California has a new gray wolf pack in Tulare County, says the California Department of Fish and Wildlife. This is the Golden State’s southernmost pack and it is at least 200 air miles from the nearest known pack in northeastern California.
In July, CDFW received a wolf sighting report from a location in the Sequoia National Forest. CDFW investigated the reported location, found wolf tracks and other signs of wolf presence, and collected 12 scat and hair samples from the immediate area for genetic testing.
CDFW’s Wildlife Forensics Laboratory performed DNA analysis to determine if the samples were from wolf, as well as sex, coat color, individual identity, relation to one another and pack origin. All 12 samples were confirmed gray wolf.
The new pack consists of at least five individuals not previously detected in California, including one adult female, who is a direct descendant of California’s first documented wolf in the state in recent history, (OR7), and four offspring (two females, two males).
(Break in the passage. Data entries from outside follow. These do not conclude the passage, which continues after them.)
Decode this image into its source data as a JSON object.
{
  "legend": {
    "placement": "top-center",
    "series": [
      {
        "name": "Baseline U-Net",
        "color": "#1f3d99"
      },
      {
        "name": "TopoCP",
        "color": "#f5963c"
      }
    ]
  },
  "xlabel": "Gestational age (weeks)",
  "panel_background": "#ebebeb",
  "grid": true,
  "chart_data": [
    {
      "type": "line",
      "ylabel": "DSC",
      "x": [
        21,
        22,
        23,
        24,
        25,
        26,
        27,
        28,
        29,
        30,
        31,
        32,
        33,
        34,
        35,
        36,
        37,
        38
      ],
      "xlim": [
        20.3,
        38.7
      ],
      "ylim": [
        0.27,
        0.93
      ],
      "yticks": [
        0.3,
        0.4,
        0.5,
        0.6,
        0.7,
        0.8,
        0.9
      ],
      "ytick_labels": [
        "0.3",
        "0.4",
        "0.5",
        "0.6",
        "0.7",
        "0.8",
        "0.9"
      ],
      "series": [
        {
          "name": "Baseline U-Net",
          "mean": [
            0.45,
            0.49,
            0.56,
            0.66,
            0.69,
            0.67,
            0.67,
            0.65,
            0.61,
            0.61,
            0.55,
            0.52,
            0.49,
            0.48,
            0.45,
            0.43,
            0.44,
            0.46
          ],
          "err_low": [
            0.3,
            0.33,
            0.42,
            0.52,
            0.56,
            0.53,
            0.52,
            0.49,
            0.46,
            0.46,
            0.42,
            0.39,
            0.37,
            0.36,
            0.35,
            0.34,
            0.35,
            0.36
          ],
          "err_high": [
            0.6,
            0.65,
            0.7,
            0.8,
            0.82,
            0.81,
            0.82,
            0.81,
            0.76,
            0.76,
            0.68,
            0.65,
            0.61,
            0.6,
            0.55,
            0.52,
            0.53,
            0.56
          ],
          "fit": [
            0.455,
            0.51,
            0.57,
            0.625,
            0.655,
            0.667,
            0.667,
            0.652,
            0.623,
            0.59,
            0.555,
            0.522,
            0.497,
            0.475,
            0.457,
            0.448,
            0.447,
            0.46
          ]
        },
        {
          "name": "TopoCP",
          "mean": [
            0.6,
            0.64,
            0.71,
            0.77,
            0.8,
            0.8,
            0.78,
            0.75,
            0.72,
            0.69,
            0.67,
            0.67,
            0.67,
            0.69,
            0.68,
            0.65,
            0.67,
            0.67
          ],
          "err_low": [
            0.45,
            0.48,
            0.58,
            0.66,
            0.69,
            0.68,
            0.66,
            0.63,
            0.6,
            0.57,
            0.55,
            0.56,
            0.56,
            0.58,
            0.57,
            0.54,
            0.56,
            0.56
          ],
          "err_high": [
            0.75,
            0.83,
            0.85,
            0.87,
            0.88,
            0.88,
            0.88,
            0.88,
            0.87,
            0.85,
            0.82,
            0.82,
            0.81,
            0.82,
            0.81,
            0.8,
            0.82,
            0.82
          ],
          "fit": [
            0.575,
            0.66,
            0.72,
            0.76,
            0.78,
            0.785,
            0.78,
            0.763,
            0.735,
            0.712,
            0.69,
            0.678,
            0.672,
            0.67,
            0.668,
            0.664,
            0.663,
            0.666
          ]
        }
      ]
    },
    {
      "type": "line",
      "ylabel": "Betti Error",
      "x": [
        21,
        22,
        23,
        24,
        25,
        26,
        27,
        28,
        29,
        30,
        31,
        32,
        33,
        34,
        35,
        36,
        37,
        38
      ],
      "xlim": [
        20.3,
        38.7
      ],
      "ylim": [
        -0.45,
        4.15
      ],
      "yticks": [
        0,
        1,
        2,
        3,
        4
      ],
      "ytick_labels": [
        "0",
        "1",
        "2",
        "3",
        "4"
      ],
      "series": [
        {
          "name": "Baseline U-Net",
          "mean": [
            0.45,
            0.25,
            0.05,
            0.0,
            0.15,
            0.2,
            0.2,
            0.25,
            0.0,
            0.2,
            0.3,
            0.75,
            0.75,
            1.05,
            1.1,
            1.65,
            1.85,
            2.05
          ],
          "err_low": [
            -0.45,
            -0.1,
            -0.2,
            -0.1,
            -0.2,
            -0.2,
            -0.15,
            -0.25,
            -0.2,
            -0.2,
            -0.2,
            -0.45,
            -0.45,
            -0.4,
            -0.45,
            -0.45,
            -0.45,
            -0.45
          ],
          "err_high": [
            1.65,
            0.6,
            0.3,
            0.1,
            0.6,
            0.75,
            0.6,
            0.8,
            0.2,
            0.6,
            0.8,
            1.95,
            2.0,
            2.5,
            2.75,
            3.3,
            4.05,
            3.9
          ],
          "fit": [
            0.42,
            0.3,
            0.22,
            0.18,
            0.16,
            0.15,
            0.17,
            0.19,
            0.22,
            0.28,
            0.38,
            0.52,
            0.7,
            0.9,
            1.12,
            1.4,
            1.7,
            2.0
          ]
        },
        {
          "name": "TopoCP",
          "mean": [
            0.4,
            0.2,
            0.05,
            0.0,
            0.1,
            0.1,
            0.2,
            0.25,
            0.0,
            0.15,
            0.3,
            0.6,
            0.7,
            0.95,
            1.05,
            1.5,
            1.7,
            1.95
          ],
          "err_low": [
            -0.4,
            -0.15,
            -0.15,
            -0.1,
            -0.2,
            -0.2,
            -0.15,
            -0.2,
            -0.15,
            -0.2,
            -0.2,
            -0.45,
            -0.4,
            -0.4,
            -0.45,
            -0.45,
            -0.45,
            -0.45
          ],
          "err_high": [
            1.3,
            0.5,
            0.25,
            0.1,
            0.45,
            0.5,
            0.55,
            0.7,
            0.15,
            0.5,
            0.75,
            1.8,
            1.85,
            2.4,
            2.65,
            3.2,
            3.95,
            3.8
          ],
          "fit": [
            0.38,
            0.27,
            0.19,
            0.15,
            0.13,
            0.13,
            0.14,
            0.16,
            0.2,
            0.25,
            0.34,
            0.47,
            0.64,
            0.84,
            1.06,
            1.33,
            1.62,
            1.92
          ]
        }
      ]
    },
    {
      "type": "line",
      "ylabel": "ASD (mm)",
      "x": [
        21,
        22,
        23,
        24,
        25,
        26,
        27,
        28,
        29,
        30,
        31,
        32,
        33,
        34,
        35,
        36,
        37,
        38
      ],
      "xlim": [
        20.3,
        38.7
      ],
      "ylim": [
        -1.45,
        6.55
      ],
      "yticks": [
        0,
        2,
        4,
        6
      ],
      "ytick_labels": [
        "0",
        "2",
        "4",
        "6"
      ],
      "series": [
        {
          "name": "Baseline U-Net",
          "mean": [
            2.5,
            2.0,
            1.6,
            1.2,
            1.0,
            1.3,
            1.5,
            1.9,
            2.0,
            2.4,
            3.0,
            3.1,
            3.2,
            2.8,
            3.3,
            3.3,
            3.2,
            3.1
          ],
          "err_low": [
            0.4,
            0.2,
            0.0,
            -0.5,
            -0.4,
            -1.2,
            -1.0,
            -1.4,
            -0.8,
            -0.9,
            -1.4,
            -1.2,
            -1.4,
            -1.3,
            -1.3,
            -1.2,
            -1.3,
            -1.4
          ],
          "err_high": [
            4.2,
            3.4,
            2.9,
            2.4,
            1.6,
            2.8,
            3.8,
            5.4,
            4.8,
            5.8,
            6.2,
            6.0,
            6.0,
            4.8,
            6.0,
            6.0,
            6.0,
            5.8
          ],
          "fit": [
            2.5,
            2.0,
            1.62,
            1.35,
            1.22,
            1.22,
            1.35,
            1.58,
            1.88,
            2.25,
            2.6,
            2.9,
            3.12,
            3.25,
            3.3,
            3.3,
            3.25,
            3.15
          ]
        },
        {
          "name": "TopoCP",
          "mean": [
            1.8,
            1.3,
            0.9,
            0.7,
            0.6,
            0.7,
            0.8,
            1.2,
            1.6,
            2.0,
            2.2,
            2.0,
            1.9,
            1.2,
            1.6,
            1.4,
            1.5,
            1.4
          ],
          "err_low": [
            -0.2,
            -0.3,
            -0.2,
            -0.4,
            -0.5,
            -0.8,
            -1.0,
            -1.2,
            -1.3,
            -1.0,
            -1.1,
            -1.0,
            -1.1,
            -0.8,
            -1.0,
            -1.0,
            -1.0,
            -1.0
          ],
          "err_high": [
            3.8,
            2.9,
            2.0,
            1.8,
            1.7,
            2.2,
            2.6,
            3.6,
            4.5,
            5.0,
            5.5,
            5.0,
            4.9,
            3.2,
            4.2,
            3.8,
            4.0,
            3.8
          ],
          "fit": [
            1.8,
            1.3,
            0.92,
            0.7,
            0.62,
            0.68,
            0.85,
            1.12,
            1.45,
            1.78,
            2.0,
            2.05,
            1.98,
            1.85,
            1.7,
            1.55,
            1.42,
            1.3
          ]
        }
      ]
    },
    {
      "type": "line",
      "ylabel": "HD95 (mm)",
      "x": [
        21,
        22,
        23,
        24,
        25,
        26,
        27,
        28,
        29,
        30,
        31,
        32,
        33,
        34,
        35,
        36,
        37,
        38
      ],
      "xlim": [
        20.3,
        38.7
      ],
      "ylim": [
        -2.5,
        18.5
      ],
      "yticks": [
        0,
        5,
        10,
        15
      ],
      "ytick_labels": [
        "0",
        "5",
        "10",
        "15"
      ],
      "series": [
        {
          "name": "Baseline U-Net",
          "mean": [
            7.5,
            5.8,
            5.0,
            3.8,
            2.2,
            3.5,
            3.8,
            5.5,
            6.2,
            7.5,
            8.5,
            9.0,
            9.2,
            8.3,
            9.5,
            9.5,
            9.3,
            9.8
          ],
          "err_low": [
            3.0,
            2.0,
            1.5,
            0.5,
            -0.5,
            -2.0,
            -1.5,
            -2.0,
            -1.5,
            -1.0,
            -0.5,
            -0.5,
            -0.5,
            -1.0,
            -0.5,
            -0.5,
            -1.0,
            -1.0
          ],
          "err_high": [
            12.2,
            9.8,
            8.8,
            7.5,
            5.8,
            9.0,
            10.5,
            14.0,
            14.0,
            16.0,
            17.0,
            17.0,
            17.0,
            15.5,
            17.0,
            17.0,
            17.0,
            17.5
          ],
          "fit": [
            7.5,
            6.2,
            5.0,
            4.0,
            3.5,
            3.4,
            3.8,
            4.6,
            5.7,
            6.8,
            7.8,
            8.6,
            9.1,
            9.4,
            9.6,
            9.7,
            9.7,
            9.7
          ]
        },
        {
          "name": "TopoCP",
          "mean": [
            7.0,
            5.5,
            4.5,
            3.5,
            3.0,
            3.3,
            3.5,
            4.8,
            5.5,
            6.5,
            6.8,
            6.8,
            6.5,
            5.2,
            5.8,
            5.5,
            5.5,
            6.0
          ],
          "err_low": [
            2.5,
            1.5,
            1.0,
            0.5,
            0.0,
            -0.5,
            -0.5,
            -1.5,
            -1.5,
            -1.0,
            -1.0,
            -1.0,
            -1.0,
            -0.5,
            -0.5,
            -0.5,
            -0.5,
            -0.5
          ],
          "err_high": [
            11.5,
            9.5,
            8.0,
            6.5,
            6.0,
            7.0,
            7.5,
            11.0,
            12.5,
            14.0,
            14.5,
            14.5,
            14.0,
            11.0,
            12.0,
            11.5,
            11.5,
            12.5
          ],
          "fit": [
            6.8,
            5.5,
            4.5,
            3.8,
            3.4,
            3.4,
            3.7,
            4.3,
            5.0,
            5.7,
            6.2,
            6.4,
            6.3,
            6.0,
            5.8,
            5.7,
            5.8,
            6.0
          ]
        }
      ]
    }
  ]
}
None of the samples collected came from an adult male, however the genetic profile from the offspring indicate that the breeding male is a descendant of the Lassen Pack.
Gray wolves are native to California but were extirpated in the state by the 1920s. In late 2011, OR7 crossed the state line to become the first wolf in nearly a century to make California part of his range before returning to Oregon to form the Rogue Pack.
Wolves are protected under California’s Endangered Species Act and are federally protected in California under the federal Endangered Species Act. It is illegal to intentionally kill or harm wolves in the state.